Deze beroepsgrond slaagt niet. Eiser heeft niet aannemelijk gemaakt dat van detentieongeschiktheid sprake is. Daarvan is pas sprake als vaststaat dat de in detentie beschikbare medische zorg in het geval van eiser niet toereikend is. Ook kan sprake zijn van detentieongeschiktheid als de vreemdeling niet in staat is de inbewaringstelling op verantwoorde wijze te ondergaan of wanneer zijn psychische omstandigheden in detentie door gebrek aan medische zorg zullen verslechteren.Met het door eiser ingebrachte medisch dossier heeft hij niet aannemelijk gemaakt dat van (één van) deze omstandigheden in zijn geval sprake is. In dat medisch dossier leest de rechtbank ook niet dat behandeling niet mogelijk is vanwege (uitsluitend) eisers analfabetisme. Daarin staat bij de datum van 20 oktober 2025 vermeld:
“PMO: Betrokkene is op 8-9 jl. verwezen door HA wegens stress,
slaapproblemen. Betrokkene blijkt analfabeet, hij spreekt Arabisch, heeft ttv de
verwijzing ook op de afdeling gedragsproblemen vertoond. In het dagjournaal is
beschreven dat hij in september jl. veel opruiend gedrag vertoonde, ruzie
maakte, poogde met een stoel te gooien. Op 14-10 is geschreven dat het nu
beter gaat. Hij is beleefd, draait mee met het dagprogramma en maakt
(gepaste) grapjes met bewoners en personeel. Besloten is dat betrokkene niet
in aanmerking komt voor de behandeling. Reden: door gebrek aan
responsiviteit (analfabetisme) en verbetering van het toestandsbeeld. Als
betrokkene in beeld komt via de afdeling of MD, wordt hij eenmalig door een
pso beoordeeld om passende actie te ondernemen. Door het feit dat
betrokkene analfabeet is, kan geen patiëntbriefje worden geschreven met deze
mededeling en zal hij nu geen terugkoppeling ontvangen.”

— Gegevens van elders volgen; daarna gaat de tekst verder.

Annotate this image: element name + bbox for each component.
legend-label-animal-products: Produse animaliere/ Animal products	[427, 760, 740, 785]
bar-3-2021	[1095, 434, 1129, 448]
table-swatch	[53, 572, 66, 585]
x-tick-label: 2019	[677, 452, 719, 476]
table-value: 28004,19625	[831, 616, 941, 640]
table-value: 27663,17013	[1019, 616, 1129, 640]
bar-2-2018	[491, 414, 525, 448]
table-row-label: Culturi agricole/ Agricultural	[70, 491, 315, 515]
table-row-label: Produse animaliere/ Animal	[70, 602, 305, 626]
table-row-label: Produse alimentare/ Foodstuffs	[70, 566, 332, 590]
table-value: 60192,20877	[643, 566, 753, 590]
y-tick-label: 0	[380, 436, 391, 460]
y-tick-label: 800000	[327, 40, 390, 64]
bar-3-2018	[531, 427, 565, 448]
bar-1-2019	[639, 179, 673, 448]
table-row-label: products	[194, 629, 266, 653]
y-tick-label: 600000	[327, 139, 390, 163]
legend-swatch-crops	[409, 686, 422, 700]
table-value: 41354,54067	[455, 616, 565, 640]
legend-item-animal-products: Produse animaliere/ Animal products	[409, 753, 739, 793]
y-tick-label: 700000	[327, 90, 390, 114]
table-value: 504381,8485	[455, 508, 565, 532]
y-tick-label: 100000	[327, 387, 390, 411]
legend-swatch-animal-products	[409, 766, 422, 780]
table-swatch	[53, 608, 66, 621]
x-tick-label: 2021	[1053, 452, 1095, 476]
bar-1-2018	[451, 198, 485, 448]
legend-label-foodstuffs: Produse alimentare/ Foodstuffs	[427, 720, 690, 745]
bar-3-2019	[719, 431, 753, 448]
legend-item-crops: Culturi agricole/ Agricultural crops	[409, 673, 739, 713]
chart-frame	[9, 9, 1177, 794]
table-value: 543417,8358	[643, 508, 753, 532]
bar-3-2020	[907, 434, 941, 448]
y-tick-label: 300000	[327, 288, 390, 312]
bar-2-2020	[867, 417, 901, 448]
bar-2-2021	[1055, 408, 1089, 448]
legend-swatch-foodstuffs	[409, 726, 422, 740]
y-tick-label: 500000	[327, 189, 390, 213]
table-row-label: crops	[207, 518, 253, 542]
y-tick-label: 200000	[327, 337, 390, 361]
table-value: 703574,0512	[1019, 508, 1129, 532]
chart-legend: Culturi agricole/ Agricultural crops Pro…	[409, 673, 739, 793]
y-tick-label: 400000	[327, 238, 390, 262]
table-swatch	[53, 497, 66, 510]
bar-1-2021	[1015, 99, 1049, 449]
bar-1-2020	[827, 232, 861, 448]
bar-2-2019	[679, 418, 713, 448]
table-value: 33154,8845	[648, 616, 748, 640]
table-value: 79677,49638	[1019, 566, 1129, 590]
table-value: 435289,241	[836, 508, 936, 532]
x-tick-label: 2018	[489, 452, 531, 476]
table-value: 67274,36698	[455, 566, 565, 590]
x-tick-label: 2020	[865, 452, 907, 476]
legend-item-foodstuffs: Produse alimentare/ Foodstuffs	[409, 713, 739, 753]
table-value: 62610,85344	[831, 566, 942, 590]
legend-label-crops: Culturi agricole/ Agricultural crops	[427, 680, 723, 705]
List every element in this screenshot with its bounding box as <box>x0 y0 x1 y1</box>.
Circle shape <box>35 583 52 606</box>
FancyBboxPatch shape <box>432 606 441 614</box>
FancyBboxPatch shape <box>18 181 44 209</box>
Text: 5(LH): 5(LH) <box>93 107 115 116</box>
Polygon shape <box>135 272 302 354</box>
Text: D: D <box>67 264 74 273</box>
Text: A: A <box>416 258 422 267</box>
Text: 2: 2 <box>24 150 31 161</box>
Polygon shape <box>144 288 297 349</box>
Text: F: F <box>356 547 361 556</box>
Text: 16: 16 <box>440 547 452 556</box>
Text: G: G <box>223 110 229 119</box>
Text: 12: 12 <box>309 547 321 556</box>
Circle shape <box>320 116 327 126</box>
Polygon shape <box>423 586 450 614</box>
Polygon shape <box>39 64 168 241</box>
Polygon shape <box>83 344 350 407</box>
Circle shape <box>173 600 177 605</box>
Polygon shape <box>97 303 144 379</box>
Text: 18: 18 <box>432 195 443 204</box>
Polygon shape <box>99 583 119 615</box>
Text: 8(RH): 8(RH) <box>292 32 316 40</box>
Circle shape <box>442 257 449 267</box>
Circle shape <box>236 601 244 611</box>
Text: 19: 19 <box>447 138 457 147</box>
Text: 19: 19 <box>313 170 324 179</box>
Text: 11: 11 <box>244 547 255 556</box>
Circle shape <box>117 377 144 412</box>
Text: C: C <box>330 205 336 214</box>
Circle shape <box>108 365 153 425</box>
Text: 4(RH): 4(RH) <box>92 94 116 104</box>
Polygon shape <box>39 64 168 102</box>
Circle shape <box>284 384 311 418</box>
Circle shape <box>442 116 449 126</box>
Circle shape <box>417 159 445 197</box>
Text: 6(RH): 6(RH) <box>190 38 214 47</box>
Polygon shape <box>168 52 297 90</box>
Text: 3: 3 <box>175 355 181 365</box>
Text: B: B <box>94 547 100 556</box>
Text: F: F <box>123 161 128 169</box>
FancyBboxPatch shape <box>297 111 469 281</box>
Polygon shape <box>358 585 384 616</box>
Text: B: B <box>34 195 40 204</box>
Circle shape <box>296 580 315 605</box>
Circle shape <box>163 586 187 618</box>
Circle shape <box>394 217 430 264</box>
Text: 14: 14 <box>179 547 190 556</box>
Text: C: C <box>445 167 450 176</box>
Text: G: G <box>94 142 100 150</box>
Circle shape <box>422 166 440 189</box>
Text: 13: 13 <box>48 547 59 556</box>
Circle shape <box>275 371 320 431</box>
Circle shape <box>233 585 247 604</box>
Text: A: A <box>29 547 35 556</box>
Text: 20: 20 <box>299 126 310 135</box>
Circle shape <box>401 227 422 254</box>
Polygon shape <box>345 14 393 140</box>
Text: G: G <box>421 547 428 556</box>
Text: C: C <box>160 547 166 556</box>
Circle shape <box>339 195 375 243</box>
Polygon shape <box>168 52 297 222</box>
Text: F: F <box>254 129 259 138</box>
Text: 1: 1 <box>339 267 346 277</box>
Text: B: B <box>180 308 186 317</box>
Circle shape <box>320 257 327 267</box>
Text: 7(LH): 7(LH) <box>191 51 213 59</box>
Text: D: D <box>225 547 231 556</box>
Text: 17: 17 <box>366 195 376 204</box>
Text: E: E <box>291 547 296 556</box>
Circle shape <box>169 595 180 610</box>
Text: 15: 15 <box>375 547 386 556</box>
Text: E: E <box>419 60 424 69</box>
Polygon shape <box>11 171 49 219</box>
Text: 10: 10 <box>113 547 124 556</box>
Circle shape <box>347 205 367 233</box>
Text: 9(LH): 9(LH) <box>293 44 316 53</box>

Daarin staat dus dat eiser niet in aanmerking komt voor de behandeling door zijn analfabetisme maar ook door verbetering van het toestandsbeeld. Vervolgens is vermeld dat, als hij in beeld komt via de afdeling of de medische dienst, hij zal worden beoordeeld door een pso om passende actie te ondernemen. Anders dan eiser stelt, blijkt daaruit niet dat hij geen behandeling of een pso krijgt of zal krijgen en ook niet dat zijn psychische omstandigheden in detentie door gebrek aan medische zorg zullen verslechteren.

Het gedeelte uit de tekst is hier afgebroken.